そういえば、ミリーが俺にヒールを掛けたって言ってたな。あれが取得のきっかけになったんじゃないだろうか。
ヒールはMAXLvが5まであるようだ。
まぁ、ポイントを振るのは後でもいい。
しばらくするとミリーが戻ってきた。手にはカップとポットを持っている。
カップを俺のほうに差し出してきたので受け取った。ミリーがカップに液体を注いでいく。
カップからは香ばしい匂いが漂ってくる。コーヒーのようなものだろうか。
「さ、ググッと行ってみよっかー」
なんだこのノリは・・まさか何か入って・・いや、考えすぎか。
香りはコーヒーなのだが見た目が緑なんだよな。しかも黄緑色。抹茶か?
飲んでみるか。俺は恐る恐るカップを口に運ぶ。
んっ!すこし甘いけど美味い!コーヒーというよりココアに近いだろうか。
「美味しい」
と一言だけ素直な感想を述べる。
「でしょー!なんせ私が作ったんだからね〜師匠も褒めてくれるんだよ!お前には魔術の才能はないがチャルをいれる才能だけはあるって!」
そう言い放ちミリーは満足げな笑みを浮かべている。
チャルというのか、この抹茶ココアは。にしても魔術師見習いがそれでいいのかねぇ。と心の中で呆れてみる。もちろん口には出さない。
それからしばらくこの世界の事についてミリーと会話する。もちろんこちらの素性は適当にごまかして、世の中の事を何も知らない田舎者という設定にしている。
この世界について知り得た情報を簡単に整理してみた。
まずこの世界はユークリッドと呼ばれている。3つの大陸からなっており、20を超える国からなっており、今いるこの国はグリニッジ共和国に属している。
また、多種に渡る種族が存在しており、ミリー達のようなケモミミがついている種族は獣人族。おとぎ話に出てくる、エルフやドアーフまでこの世界にはいるとの事。

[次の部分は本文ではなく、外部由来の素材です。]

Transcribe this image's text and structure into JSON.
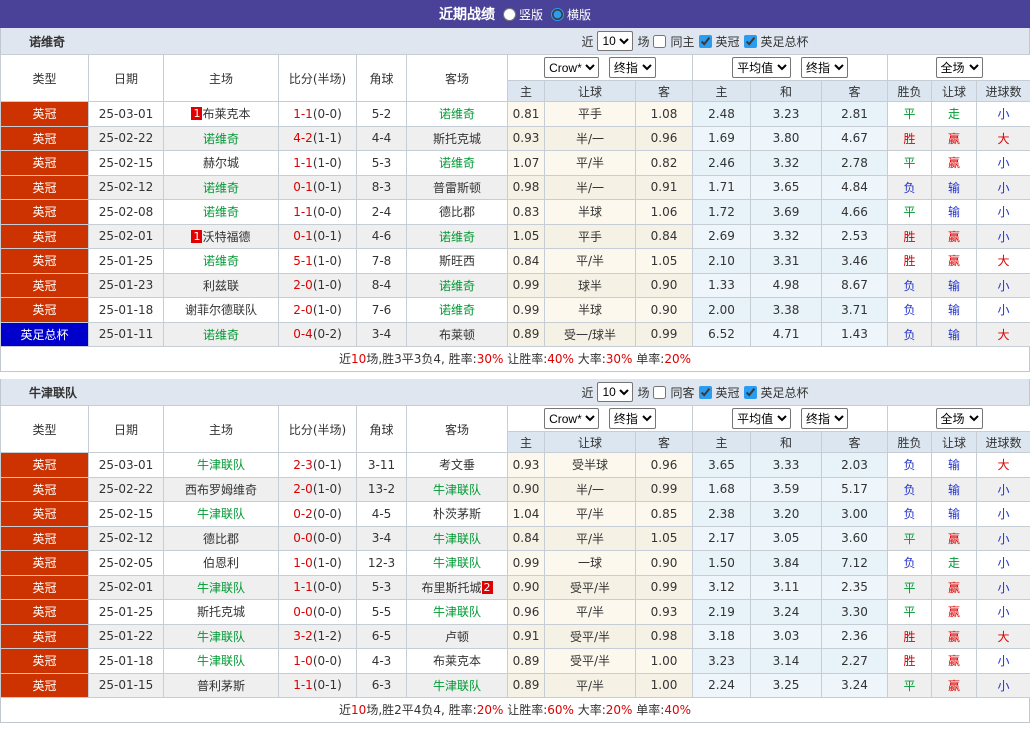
{
  "colors": {
    "titlebar_purple": "#4a4298",
    "league_badge_red": "#cc3300",
    "cup_badge_blue": "#0000cc",
    "win_red": "#dd0000",
    "draw_green": "#009933",
    "lose_blue": "#2233cc",
    "header_blue": "#dce6f0",
    "odds_cream": "#fdf8ee",
    "odds_lightblue": "#e7f2f9"
  },
  "titlebar": {
    "title": "近期战绩",
    "radios": [
      {
        "label": "竖版",
        "checked": false
      },
      {
        "label": "横版",
        "checked": true
      }
    ]
  },
  "table_header": {
    "type": "类型",
    "date": "日期",
    "home": "主场",
    "score": "比分(半场)",
    "corner": "角球",
    "away": "客场",
    "group1_select1": "Crow*",
    "group1_select2": "终指",
    "group2_select1": "平均值",
    "group2_select2": "终指",
    "group3_select": "全场",
    "sub1_home": "主",
    "sub1_line": "让球",
    "sub1_away": "客",
    "sub2_home": "主",
    "sub2_draw": "和",
    "sub2_away": "客",
    "sub3_wl": "胜负",
    "sub3_handicap": "让球",
    "sub3_goals": "进球数"
  },
  "sections": [
    {
      "team": "诺维奇",
      "filter": {
        "near_label": "近",
        "count": "10",
        "games_label": "场",
        "same_label": "同主",
        "same_checked": false,
        "leagues": [
          {
            "label": "英冠",
            "checked": true
          },
          {
            "label": "英足总杯",
            "checked": true
          }
        ]
      },
      "rows": [
        {
          "type": "英冠",
          "type_c": "t-red",
          "date": "25-03-01",
          "home_badge": "1",
          "home": "布莱克本",
          "home_c": "",
          "ft": "1-1",
          "ht": "(0-0)",
          "corner": "5-2",
          "away": "诺维奇",
          "away_badge": "",
          "away_c": "green",
          "o1h": "0.81",
          "o1l": "平手",
          "o1a": "1.08",
          "o2h": "2.48",
          "o2d": "3.23",
          "o2a": "2.81",
          "rw": "平",
          "rw_c": "green",
          "rh": "走",
          "rh_c": "green",
          "rg": "小",
          "rg_c": "blue"
        },
        {
          "type": "英冠",
          "type_c": "t-red",
          "date": "25-02-22",
          "home_badge": "",
          "home": "诺维奇",
          "home_c": "green",
          "ft": "4-2",
          "ht": "(1-1)",
          "corner": "4-4",
          "away": "斯托克城",
          "away_badge": "",
          "away_c": "",
          "o1h": "0.93",
          "o1l": "半/一",
          "o1a": "0.96",
          "o2h": "1.69",
          "o2d": "3.80",
          "o2a": "4.67",
          "rw": "胜",
          "rw_c": "red",
          "rh": "赢",
          "rh_c": "red",
          "rg": "大",
          "rg_c": "red"
        },
        {
          "type": "英冠",
          "type_c": "t-red",
          "date": "25-02-15",
          "home_badge": "",
          "home": "赫尔城",
          "home_c": "",
          "ft": "1-1",
          "ht": "(1-0)",
          "corner": "5-3",
          "away": "诺维奇",
          "away_badge": "",
          "away_c": "green",
          "o1h": "1.07",
          "o1l": "平/半",
          "o1a": "0.82",
          "o2h": "2.46",
          "o2d": "3.32",
          "o2a": "2.78",
          "rw": "平",
          "rw_c": "green",
          "rh": "赢",
          "rh_c": "red",
          "rg": "小",
          "rg_c": "blue"
        },
        {
          "type": "英冠",
          "type_c": "t-red",
          "date": "25-02-12",
          "home_badge": "",
          "home": "诺维奇",
          "home_c": "green",
          "ft": "0-1",
          "ht": "(0-1)",
          "corner": "8-3",
          "away": "普雷斯顿",
          "away_badge": "",
          "away_c": "",
          "o1h": "0.98",
          "o1l": "半/一",
          "o1a": "0.91",
          "o2h": "1.71",
          "o2d": "3.65",
          "o2a": "4.84",
          "rw": "负",
          "rw_c": "blue",
          "rh": "输",
          "rh_c": "blue",
          "rg": "小",
          "rg_c": "blue"
        },
        {
          "type": "英冠",
          "type_c": "t-red",
          "date": "25-02-08",
          "home_badge": "",
          "home": "诺维奇",
          "home_c": "green",
          "ft": "1-1",
          "ht": "(0-0)",
          "corner": "2-4",
          "away": "德比郡",
          "away_badge": "",
          "away_c": "",
          "o1h": "0.83",
          "o1l": "半球",
          "o1a": "1.06",
          "o2h": "1.72",
          "o2d": "3.69",
          "o2a": "4.66",
          "rw": "平",
          "rw_c": "green",
          "rh": "输",
          "rh_c": "blue",
          "rg": "小",
          "rg_c": "blue"
        },
        {
          "type": "英冠",
          "type_c": "t-red",
          "date": "25-02-01",
          "home_badge": "1",
          "home": "沃特福德",
          "home_c": "",
          "ft": "0-1",
          "ht": "(0-1)",
          "corner": "4-6",
          "away": "诺维奇",
          "away_badge": "",
          "away_c": "green",
          "o1h": "1.05",
          "o1l": "平手",
          "o1a": "0.84",
          "o2h": "2.69",
          "o2d": "3.32",
          "o2a": "2.53",
          "rw": "胜",
          "rw_c": "red",
          "rh": "赢",
          "rh_c": "red",
          "rg": "小",
          "rg_c": "blue"
        },
        {
          "type": "英冠",
          "type_c": "t-red",
          "date": "25-01-25",
          "home_badge": "",
          "home": "诺维奇",
          "home_c": "green",
          "ft": "5-1",
          "ht": "(1-0)",
          "corner": "7-8",
          "away": "斯旺西",
          "away_badge": "",
          "away_c": "",
          "o1h": "0.84",
          "o1l": "平/半",
          "o1a": "1.05",
          "o2h": "2.10",
          "o2d": "3.31",
          "o2a": "3.46",
          "rw": "胜",
          "rw_c": "red",
          "rh": "赢",
          "rh_c": "red",
          "rg": "大",
          "rg_c": "red"
        },
        {
          "type": "英冠",
          "type_c": "t-red",
          "date": "25-01-23",
          "home_badge": "",
          "home": "利兹联",
          "home_c": "",
          "ft": "2-0",
          "ht": "(1-0)",
          "corner": "8-4",
          "away": "诺维奇",
          "away_badge": "",
          "away_c": "green",
          "o1h": "0.99",
          "o1l": "球半",
          "o1a": "0.90",
          "o2h": "1.33",
          "o2d": "4.98",
          "o2a": "8.67",
          "rw": "负",
          "rw_c": "blue",
          "rh": "输",
          "rh_c": "blue",
          "rg": "小",
          "rg_c": "blue"
        },
        {
          "type": "英冠",
          "type_c": "t-red",
          "date": "25-01-18",
          "home_badge": "",
          "home": "谢菲尔德联队",
          "home_c": "",
          "ft": "2-0",
          "ht": "(1-0)",
          "corner": "7-6",
          "away": "诺维奇",
          "away_badge": "",
          "away_c": "green",
          "o1h": "0.99",
          "o1l": "半球",
          "o1a": "0.90",
          "o2h": "2.00",
          "o2d": "3.38",
          "o2a": "3.71",
          "rw": "负",
          "rw_c": "blue",
          "rh": "输",
          "rh_c": "blue",
          "rg": "小",
          "rg_c": "blue"
        },
        {
          "type": "英足总杯",
          "type_c": "t-blue",
          "date": "25-01-11",
          "home_badge": "",
          "home": "诺维奇",
          "home_c": "green",
          "ft": "0-4",
          "ht": "(0-2)",
          "corner": "3-4",
          "away": "布莱顿",
          "away_badge": "",
          "away_c": "",
          "o1h": "0.89",
          "o1l": "受一/球半",
          "o1a": "0.99",
          "o2h": "6.52",
          "o2d": "4.71",
          "o2a": "1.43",
          "rw": "负",
          "rw_c": "blue",
          "rh": "输",
          "rh_c": "blue",
          "rg": "大",
          "rg_c": "red"
        }
      ],
      "summary": [
        {
          "t": "近"
        },
        {
          "t": "10",
          "c": "red"
        },
        {
          "t": "场,胜3平3负4, 胜率:"
        },
        {
          "t": "30%",
          "c": "red"
        },
        {
          "t": " 让胜率:"
        },
        {
          "t": "40%",
          "c": "red"
        },
        {
          "t": " 大率:"
        },
        {
          "t": "30%",
          "c": "red"
        },
        {
          "t": " 单率:"
        },
        {
          "t": "20%",
          "c": "red"
        }
      ]
    },
    {
      "team": "牛津联队",
      "filter": {
        "near_label": "近",
        "count": "10",
        "games_label": "场",
        "same_label": "同客",
        "same_checked": false,
        "leagues": [
          {
            "label": "英冠",
            "checked": true
          },
          {
            "label": "英足总杯",
            "checked": true
          }
        ]
      },
      "rows": [
        {
          "type": "英冠",
          "type_c": "t-red",
          "date": "25-03-01",
          "home_badge": "",
          "home": "牛津联队",
          "home_c": "green",
          "ft": "2-3",
          "ht": "(0-1)",
          "corner": "3-11",
          "away": "考文垂",
          "away_badge": "",
          "away_c": "",
          "o1h": "0.93",
          "o1l": "受半球",
          "o1a": "0.96",
          "o2h": "3.65",
          "o2d": "3.33",
          "o2a": "2.03",
          "rw": "负",
          "rw_c": "blue",
          "rh": "输",
          "rh_c": "blue",
          "rg": "大",
          "rg_c": "red"
        },
        {
          "type": "英冠",
          "type_c": "t-red",
          "date": "25-02-22",
          "home_badge": "",
          "home": "西布罗姆维奇",
          "home_c": "",
          "ft": "2-0",
          "ht": "(1-0)",
          "corner": "13-2",
          "away": "牛津联队",
          "away_badge": "",
          "away_c": "green",
          "o1h": "0.90",
          "o1l": "半/一",
          "o1a": "0.99",
          "o2h": "1.68",
          "o2d": "3.59",
          "o2a": "5.17",
          "rw": "负",
          "rw_c": "blue",
          "rh": "输",
          "rh_c": "blue",
          "rg": "小",
          "rg_c": "blue"
        },
        {
          "type": "英冠",
          "type_c": "t-red",
          "date": "25-02-15",
          "home_badge": "",
          "home": "牛津联队",
          "home_c": "green",
          "ft": "0-2",
          "ht": "(0-0)",
          "corner": "4-5",
          "away": "朴茨茅斯",
          "away_badge": "",
          "away_c": "",
          "o1h": "1.04",
          "o1l": "平/半",
          "o1a": "0.85",
          "o2h": "2.38",
          "o2d": "3.20",
          "o2a": "3.00",
          "rw": "负",
          "rw_c": "blue",
          "rh": "输",
          "rh_c": "blue",
          "rg": "小",
          "rg_c": "blue"
        },
        {
          "type": "英冠",
          "type_c": "t-red",
          "date": "25-02-12",
          "home_badge": "",
          "home": "德比郡",
          "home_c": "",
          "ft": "0-0",
          "ht": "(0-0)",
          "corner": "3-4",
          "away": "牛津联队",
          "away_badge": "",
          "away_c": "green",
          "o1h": "0.84",
          "o1l": "平/半",
          "o1a": "1.05",
          "o2h": "2.17",
          "o2d": "3.05",
          "o2a": "3.60",
          "rw": "平",
          "rw_c": "green",
          "rh": "赢",
          "rh_c": "red",
          "rg": "小",
          "rg_c": "blue"
        },
        {
          "type": "英冠",
          "type_c": "t-red",
          "date": "25-02-05",
          "home_badge": "",
          "home": "伯恩利",
          "home_c": "",
          "ft": "1-0",
          "ht": "(1-0)",
          "corner": "12-3",
          "away": "牛津联队",
          "away_badge": "",
          "away_c": "green",
          "o1h": "0.99",
          "o1l": "一球",
          "o1a": "0.90",
          "o2h": "1.50",
          "o2d": "3.84",
          "o2a": "7.12",
          "rw": "负",
          "rw_c": "blue",
          "rh": "走",
          "rh_c": "green",
          "rg": "小",
          "rg_c": "blue"
        },
        {
          "type": "英冠",
          "type_c": "t-red",
          "date": "25-02-01",
          "home_badge": "",
          "home": "牛津联队",
          "home_c": "green",
          "ft": "1-1",
          "ht": "(0-0)",
          "corner": "5-3",
          "away": "布里斯托城",
          "away_badge": "2",
          "away_c": "",
          "o1h": "0.90",
          "o1l": "受平/半",
          "o1a": "0.99",
          "o2h": "3.12",
          "o2d": "3.11",
          "o2a": "2.35",
          "rw": "平",
          "rw_c": "green",
          "rh": "赢",
          "rh_c": "red",
          "rg": "小",
          "rg_c": "blue"
        },
        {
          "type": "英冠",
          "type_c": "t-red",
          "date": "25-01-25",
          "home_badge": "",
          "home": "斯托克城",
          "home_c": "",
          "ft": "0-0",
          "ht": "(0-0)",
          "corner": "5-5",
          "away": "牛津联队",
          "away_badge": "",
          "away_c": "green",
          "o1h": "0.96",
          "o1l": "平/半",
          "o1a": "0.93",
          "o2h": "2.19",
          "o2d": "3.24",
          "o2a": "3.30",
          "rw": "平",
          "rw_c": "green",
          "rh": "赢",
          "rh_c": "red",
          "rg": "小",
          "rg_c": "blue"
        },
        {
          "type": "英冠",
          "type_c": "t-red",
          "date": "25-01-22",
          "home_badge": "",
          "home": "牛津联队",
          "home_c": "green",
          "ft": "3-2",
          "ht": "(1-2)",
          "corner": "6-5",
          "away": "卢顿",
          "away_badge": "",
          "away_c": "",
          "o1h": "0.91",
          "o1l": "受平/半",
          "o1a": "0.98",
          "o2h": "3.18",
          "o2d": "3.03",
          "o2a": "2.36",
          "rw": "胜",
          "rw_c": "red",
          "rh": "赢",
          "rh_c": "red",
          "rg": "大",
          "rg_c": "red"
        },
        {
          "type": "英冠",
          "type_c": "t-red",
          "date": "25-01-18",
          "home_badge": "",
          "home": "牛津联队",
          "home_c": "green",
          "ft": "1-0",
          "ht": "(0-0)",
          "corner": "4-3",
          "away": "布莱克本",
          "away_badge": "",
          "away_c": "",
          "o1h": "0.89",
          "o1l": "受平/半",
          "o1a": "1.00",
          "o2h": "3.23",
          "o2d": "3.14",
          "o2a": "2.27",
          "rw": "胜",
          "rw_c": "red",
          "rh": "赢",
          "rh_c": "red",
          "rg": "小",
          "rg_c": "blue"
        },
        {
          "type": "英冠",
          "type_c": "t-red",
          "date": "25-01-15",
          "home_badge": "",
          "home": "普利茅斯",
          "home_c": "",
          "ft": "1-1",
          "ht": "(0-1)",
          "corner": "6-3",
          "away": "牛津联队",
          "away_badge": "",
          "away_c": "green",
          "o1h": "0.89",
          "o1l": "平/半",
          "o1a": "1.00",
          "o2h": "2.24",
          "o2d": "3.25",
          "o2a": "3.24",
          "rw": "平",
          "rw_c": "green",
          "rh": "赢",
          "rh_c": "red",
          "rg": "小",
          "rg_c": "blue"
        }
      ],
      "summary": [
        {
          "t": "近"
        },
        {
          "t": "10",
          "c": "red"
        },
        {
          "t": "场,胜2平4负4, 胜率:"
        },
        {
          "t": "20%",
          "c": "red"
        },
        {
          "t": " 让胜率:"
        },
        {
          "t": "60%",
          "c": "red"
        },
        {
          "t": " 大率:"
        },
        {
          "t": "20%",
          "c": "red"
        },
        {
          "t": " 单率:"
        },
        {
          "t": "40%",
          "c": "red"
        }
      ]
    }
  ]
}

ドアーフはともかく、エルフには是非とも会ってみたい。
あとは、竜族や魔族までいるそうだ。
現在魔族はなりを潜めているらしく滅多に姿を現さないようだが。
ついでにいうと魔王までいるとか。
絶対に会いたくないな。
あと神様までいるとか・・だれも会った事がないから定かではないらしいが。
今いるグリニッジ共和国は、人間の町、エルフの里、それぞれの獣人族の里といった感じで別れて暮らしている。
中には共存している町もあるらしいのだが、大概の獣人族は奴隷扱いされているのだとか。
奴隷制度なんてほんとにあるんだな。
ミリーは魔術師の師匠と一緒にこの小屋で暮らしているのだそうだ。
すると、話しの最中にレーダーに反応があった。
白い点だ。恐らくミリーの師匠だろう。
しばらくして入り口のドアが開いた。